Regret
A friend of mine recently asked me a question related to a quote he read: "The definition of hell on Earth is meeting the person you could have become." He wanted to know how do you remain focused on your north star knowing that your decisions right now have a big impact on the type of person you could become.
It all goes back to regret. Do you regret who you could have become if you just had [insert knowledge/task/habit] when you were younger?
I was listening to a series on Sam Harris’ Waking Up app entitled Time Management for Mortals, by Oliver Burkeman, author of Four Thousand Weeks: Time Management for Mortals where he talks about JOMO (Joy of Missing Out) and how it’s not just unavoidable, but also can give you meaning to life.

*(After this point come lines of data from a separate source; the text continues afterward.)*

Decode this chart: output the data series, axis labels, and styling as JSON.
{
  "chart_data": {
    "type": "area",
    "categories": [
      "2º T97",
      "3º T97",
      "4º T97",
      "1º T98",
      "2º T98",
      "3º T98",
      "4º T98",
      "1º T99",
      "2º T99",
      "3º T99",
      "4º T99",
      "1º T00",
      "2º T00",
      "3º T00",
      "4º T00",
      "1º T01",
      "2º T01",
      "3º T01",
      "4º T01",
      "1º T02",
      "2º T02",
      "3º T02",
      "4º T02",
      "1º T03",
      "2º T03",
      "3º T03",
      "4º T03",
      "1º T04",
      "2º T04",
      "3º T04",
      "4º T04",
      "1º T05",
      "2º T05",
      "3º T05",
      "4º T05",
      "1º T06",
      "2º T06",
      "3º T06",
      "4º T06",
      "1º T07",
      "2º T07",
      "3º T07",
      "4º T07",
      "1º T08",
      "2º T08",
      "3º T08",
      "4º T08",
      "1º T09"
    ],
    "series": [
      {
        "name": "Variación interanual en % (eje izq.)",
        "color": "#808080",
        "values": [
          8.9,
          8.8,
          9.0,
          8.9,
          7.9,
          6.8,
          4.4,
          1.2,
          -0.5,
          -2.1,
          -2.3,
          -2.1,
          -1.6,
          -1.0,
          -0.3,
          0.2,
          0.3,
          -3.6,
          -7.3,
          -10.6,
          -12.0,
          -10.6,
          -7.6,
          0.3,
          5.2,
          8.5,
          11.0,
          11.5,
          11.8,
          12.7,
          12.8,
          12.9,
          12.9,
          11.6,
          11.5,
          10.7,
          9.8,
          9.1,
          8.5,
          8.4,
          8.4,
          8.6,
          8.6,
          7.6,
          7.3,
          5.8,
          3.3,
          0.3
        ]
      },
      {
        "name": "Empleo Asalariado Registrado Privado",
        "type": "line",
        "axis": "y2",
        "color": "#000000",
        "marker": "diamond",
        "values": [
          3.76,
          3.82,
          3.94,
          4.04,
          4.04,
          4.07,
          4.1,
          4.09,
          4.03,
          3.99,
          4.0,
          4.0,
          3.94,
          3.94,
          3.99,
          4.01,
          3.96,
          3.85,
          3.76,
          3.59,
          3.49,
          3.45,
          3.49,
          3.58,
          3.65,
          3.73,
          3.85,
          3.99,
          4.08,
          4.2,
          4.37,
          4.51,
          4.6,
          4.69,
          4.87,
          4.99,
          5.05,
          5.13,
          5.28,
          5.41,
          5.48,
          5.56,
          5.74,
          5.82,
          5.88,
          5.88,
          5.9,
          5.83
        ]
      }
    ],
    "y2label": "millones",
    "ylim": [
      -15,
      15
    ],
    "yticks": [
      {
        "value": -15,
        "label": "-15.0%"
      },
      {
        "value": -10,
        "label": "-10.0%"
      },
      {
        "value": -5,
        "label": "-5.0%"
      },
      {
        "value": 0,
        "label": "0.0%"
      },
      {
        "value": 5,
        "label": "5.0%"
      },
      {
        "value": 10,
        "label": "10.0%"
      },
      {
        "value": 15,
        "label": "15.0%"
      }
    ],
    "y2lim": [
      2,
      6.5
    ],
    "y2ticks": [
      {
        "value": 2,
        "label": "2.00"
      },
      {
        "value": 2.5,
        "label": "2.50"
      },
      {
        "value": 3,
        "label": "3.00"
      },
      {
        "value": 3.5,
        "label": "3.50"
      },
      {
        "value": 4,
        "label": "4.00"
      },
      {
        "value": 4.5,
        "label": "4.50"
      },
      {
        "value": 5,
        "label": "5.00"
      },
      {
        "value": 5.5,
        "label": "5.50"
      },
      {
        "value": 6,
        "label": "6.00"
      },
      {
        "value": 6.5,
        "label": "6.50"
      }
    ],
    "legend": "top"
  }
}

He quotes the German philosopher Martin Heidegger to show the total extent to which we are defined by our finitude:
"By our capacity as we perceive through life only ever to choose one path at a time from a multiplicity of possible paths."
Burkeman goes on to say that any human life, even the most successful life you could possibly imagine, is inevitably a matter of constantly waiving goodbye to possibilities.
Relating back to what my friend said about meeting the person you could have become…I don’t think it’s that binary. Meaning, there’s you and then this other person that you could have become.
Instead, there are an infinite number of people you could have become based on the millions of decisions you make throughout your life. And every decision you make is creating a single life and at the same time closing off the possibility of countless other lives, forever.
FOMO is inevitable and will happen to all of us because we haven't figured out how to live forever...yet. Burkeman argues that it’s this fear of missing out that gives meaning to our experiences and makes life worth living. This is what gives weight to our choices and makes them matter.
So instead of focusing on what version of yourself you could have become if you chose X over Y, you should spend more time enjoying and learning from the choices that you are making right now, every day.